A deep Jewish ethical value is not like the piercing, intermittent light of a laser, cutting through hard metals, but it is like the diffuse, continuous light of the sun, warming our planet, a source of energy and life. “God created humankind in His own image, in the image of God he created them…” (Genesis 1:27). In the Jewish tradition, one of the main human values understood to be inherent in this verse is the aspiration of kavod habriyot, variously translated as individual honor or human dignity. According to Rabbi Jonathan Sacks in his book, “To Heal a Fractured World,” “Judaism represents a highly distinctive approach to the idea of equality. … A society must ensure equal dignity … to each of its members.”

It follows from this that those members of society who are at its margins have an ethical right to invoke kavod habriyot in order to awaken their society to ensure that they are treated with equal dignity and honor. In turn, Jewish leaders, and the community at large, possess a corresponding obligation to respond to such a request. In many cases, perhaps even most, leaders and others may choose to simply ignore the marginalized group. The felt power of a deep Jewish value like kavod habriyot, however, makes this strategy unlikely to work over the long run. Like the light of the sun, kavod habriyot energizes those on the periphery, as they struggle to gain a degree of respect to which by virtue of their humanity alone they are already entitled.

A timely example of the power of Jewish ethics is the recent give and take between Orthodox Jewish gays and a group of Modern Orthodox rabbis and educators. Last December a panel discussion on the experiences of being gay in the Orthodox community took place at Yeshiva University, attended by about 700 people. Openly gay students and alumni from Yeshiva University took part in the conversation, which was moderated by YU administrators. The focus of the evening was on personal stories and not on Jewish legal issues. It marked the first time that an Orthodox Jewish institution was willing to listen to the unique difficulties faced by gay Orthodox Jews in a public forum.

A little more than a half a year later, a group of about 60 Modern Orthodox rabbis and educators have issued a “Statement of Principles on the Place of Jews with a Homosexual Orientation in Our Community.” This statement is one of the most tolerant documents towards gays ever published in the Orthodox world. While reiterating the prohibition of homosexual acts, the principles state that Jewish law “does not prohibit orientation or feelings of same-sex attraction, and nothing in the Torah devalues the human beings who struggle with them.” Further, the principles also note that “various homosexual acts” are categorized in Jewish law “with different degrees of severity and opprobrium.”

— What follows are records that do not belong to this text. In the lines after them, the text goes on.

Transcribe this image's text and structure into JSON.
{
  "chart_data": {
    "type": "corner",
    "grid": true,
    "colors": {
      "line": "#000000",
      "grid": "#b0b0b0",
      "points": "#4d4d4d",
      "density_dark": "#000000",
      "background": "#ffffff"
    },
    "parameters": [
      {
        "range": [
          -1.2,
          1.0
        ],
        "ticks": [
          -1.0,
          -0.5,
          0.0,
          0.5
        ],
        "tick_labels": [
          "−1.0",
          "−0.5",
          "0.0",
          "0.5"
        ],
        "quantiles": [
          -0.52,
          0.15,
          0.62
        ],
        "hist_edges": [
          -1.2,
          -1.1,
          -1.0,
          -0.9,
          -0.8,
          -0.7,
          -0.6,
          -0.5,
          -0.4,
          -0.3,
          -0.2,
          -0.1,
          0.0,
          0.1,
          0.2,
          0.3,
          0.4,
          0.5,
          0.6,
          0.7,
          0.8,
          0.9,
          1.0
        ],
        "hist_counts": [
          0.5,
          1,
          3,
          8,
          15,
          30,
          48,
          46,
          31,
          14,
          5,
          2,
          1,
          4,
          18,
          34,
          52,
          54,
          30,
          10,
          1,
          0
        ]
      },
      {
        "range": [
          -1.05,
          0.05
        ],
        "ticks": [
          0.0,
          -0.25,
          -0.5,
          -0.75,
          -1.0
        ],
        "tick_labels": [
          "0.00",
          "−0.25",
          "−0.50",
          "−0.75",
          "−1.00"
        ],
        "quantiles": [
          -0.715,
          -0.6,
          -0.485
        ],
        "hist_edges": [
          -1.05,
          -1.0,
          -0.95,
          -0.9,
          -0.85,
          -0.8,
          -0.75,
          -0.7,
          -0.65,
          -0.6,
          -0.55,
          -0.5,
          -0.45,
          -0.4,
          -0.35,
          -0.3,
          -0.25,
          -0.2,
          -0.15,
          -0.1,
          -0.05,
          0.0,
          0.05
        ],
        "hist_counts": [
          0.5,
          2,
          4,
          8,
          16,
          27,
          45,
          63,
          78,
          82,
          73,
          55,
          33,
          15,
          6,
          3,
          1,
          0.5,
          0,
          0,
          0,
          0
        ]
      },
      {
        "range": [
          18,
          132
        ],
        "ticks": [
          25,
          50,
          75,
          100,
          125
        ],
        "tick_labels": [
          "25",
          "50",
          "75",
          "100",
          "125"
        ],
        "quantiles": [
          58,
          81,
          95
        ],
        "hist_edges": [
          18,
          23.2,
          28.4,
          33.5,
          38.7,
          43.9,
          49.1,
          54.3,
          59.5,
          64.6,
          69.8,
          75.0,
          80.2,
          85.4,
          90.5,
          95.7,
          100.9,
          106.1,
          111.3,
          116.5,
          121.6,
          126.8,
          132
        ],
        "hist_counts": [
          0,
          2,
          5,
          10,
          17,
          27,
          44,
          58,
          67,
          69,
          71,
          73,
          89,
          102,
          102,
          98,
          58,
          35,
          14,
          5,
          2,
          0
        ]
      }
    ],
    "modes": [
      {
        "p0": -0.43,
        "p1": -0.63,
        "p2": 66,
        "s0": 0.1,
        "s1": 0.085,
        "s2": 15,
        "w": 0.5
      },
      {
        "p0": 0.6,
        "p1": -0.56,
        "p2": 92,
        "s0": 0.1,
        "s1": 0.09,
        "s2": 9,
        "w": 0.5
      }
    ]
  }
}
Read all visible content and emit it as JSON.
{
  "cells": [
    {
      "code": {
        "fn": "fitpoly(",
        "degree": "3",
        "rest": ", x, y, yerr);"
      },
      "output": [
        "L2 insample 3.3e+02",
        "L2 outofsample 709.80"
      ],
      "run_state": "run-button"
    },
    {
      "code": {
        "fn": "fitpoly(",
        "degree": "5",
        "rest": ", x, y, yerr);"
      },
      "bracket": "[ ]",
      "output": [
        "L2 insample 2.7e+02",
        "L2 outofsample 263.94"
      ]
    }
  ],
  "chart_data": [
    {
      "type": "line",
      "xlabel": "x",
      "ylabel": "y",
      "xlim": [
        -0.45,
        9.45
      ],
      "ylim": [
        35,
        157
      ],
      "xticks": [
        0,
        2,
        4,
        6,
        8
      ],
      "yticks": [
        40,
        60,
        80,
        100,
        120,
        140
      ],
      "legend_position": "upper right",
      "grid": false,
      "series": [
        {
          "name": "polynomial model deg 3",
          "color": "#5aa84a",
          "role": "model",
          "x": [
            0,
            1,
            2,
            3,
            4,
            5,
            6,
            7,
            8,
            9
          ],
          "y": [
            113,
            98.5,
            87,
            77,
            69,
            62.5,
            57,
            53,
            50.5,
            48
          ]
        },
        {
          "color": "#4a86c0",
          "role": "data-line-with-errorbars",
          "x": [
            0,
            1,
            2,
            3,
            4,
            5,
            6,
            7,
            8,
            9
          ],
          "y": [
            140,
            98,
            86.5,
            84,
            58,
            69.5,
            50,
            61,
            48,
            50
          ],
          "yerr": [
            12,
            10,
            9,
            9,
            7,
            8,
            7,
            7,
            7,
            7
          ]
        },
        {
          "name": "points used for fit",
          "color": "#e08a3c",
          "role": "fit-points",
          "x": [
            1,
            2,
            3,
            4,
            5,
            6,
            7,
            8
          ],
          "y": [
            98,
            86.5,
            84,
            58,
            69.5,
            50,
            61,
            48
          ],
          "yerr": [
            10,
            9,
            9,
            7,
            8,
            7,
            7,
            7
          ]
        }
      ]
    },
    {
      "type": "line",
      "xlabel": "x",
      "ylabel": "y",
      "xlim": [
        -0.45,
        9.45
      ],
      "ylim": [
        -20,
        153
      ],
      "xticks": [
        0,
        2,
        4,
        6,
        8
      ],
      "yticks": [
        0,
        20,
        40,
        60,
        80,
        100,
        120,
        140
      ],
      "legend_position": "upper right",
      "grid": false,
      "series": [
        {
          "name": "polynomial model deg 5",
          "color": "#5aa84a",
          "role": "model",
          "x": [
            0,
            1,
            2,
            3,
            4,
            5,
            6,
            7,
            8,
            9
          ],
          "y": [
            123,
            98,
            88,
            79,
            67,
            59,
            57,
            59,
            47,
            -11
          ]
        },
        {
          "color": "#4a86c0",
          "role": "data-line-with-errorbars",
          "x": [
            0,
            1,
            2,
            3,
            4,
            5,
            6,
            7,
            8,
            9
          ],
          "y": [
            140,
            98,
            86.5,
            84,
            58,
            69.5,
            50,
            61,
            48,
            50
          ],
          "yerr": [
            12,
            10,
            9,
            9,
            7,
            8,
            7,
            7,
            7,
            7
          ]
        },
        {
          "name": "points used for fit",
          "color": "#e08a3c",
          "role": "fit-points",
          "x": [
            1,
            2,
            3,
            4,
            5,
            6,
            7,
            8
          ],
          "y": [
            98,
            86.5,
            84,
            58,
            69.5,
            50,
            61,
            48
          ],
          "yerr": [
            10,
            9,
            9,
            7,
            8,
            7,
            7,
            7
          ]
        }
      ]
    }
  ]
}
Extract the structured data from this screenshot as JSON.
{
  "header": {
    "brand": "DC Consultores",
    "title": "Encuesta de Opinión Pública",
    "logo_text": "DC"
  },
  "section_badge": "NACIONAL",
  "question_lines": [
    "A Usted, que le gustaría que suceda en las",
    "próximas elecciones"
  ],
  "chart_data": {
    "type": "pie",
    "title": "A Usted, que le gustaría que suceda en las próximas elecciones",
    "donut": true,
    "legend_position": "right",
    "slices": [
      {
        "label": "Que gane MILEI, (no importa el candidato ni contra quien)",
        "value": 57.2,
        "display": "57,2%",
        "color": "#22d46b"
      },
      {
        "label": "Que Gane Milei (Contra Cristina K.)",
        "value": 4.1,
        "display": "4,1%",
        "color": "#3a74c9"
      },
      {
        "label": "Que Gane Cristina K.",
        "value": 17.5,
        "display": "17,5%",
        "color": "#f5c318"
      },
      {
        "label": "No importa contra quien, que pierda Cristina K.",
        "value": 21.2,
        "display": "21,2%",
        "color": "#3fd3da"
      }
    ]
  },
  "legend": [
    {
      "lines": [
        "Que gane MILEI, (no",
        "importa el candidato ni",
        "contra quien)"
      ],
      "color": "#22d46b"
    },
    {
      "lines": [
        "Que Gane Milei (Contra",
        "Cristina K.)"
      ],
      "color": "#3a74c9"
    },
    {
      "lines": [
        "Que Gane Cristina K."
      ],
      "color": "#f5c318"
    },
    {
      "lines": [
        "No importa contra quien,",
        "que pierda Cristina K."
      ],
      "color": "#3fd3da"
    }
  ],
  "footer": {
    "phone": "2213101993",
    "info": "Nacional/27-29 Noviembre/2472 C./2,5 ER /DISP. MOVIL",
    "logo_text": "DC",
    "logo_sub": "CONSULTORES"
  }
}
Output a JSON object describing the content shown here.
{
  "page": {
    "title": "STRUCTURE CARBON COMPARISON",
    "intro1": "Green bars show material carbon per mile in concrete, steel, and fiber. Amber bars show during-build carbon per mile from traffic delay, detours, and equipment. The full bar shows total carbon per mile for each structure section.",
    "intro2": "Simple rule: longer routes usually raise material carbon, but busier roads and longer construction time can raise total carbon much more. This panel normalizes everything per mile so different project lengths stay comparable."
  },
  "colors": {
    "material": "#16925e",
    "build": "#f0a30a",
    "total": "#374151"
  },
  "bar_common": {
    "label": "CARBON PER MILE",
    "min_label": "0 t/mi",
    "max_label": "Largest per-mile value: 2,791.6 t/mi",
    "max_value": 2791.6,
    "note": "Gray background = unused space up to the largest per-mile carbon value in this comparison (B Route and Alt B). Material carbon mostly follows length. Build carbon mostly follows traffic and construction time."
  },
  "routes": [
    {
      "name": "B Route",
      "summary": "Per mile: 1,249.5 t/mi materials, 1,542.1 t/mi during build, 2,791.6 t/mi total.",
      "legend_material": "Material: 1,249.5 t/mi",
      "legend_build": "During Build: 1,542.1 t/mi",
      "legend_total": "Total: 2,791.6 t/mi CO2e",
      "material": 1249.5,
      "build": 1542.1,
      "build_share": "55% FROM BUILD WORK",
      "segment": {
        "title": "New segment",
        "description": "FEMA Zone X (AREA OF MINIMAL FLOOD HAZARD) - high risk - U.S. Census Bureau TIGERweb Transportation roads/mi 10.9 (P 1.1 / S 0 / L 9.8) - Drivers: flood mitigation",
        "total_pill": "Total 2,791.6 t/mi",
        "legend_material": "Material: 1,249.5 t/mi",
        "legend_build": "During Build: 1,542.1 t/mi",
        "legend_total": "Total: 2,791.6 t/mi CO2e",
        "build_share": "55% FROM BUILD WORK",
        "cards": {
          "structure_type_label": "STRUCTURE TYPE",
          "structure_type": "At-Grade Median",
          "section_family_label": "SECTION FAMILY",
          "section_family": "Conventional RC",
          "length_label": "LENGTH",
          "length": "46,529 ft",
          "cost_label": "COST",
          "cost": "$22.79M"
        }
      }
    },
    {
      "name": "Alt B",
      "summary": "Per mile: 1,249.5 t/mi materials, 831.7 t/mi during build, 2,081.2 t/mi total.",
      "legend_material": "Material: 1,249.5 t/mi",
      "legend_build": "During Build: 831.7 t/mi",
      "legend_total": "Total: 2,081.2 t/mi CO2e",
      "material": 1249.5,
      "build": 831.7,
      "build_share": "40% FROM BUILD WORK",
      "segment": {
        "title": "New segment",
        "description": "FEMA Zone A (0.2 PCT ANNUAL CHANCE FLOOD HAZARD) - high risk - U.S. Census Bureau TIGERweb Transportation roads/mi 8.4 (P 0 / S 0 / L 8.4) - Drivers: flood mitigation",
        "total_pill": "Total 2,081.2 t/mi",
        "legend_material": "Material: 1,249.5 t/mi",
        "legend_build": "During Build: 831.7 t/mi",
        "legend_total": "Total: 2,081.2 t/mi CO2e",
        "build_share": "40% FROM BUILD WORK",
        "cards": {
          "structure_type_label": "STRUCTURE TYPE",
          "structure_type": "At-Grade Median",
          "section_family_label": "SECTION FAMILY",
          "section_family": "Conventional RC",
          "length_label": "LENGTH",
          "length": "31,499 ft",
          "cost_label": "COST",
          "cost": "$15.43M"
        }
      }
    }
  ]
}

The principles leave the decision to be open about one’s sexual orientation to the individual and see no prohibition in publicly acknowledging one’s homosexuality. Importantly, the document specifies in clear and unambiguous language that: “Jews with homosexual orientations or same sex-attractions should be welcomed as full members of the synagogue and school community … they should participate and count ritually, be eligible for ritual synagogue honors, and generally be treated in the same fashion … as any other member of the synagogue they join.”

In addition, it is up to each synagogue, together with its rabbi, to determine whether or not “openly practicing homosexuals” should be accepted as members. Synagogue standards must be applied fairly and objectively to all “open violators of halacha.” This last phrase clearly implies that if a synagogue has non-Sabbath observant members it must allow for the possibility of openly practicing homosexuals to become members.

Tellingly, the first paragraph of the document states, “All human beings are created in the image of God and deserve to be treated with dignity and respect (kavod habriyot).” What emerges from this process is a new understanding of what toleration implies in the Modern Orthodox world. And, while it is clearly something new, it is, in the end, merely a specific application of a piece of ancient wisdom, deeply grounded in the Jewish tradition.

Do these principles go far enough? Or, are the principles themselves subject to additional interpretation? In light of the Jewish call for universal human dignity, it is impossible to answer these kinds of questions with certainty. Nevertheless, I believe that it is the case that kavod habriyot represents even more than a demand for mere toleration.

A society must insure equal dignity to each of its members. With this document, are we there yet? Let us use our moral imagination to feel what it might be like to be taught over and over again that your sexuality is deeply flawed through no fault of your own. Let us imagine what it is like to be told that your community will not recognize or accept the one personal relationship in your life that most defines who you are as a person. Imagine being told that you can be a member of a synagogue as long as there are already members of the synagogue who violate the Torah. Beyond toleration is a pluralism that recognizes that everyone possesses part of a larger truth. Beyond toleration is an acknowledgement by the majority that what it takes as self-evidently true may in fact be wrong.

The last paragraph of the statement of principles introduces three additional Jewish “qualities of being: mercy, modesty and acts of loving-kindness,” qualities that prod us on beyond toleration. This is not meant as a criticism of the statement of principles but rather to see the document not as a still life but as a dynamic set of principles to guide us along on a new path towards new relational modes.

Moses L. Pava is a professor of business ethics at Yeshiva University.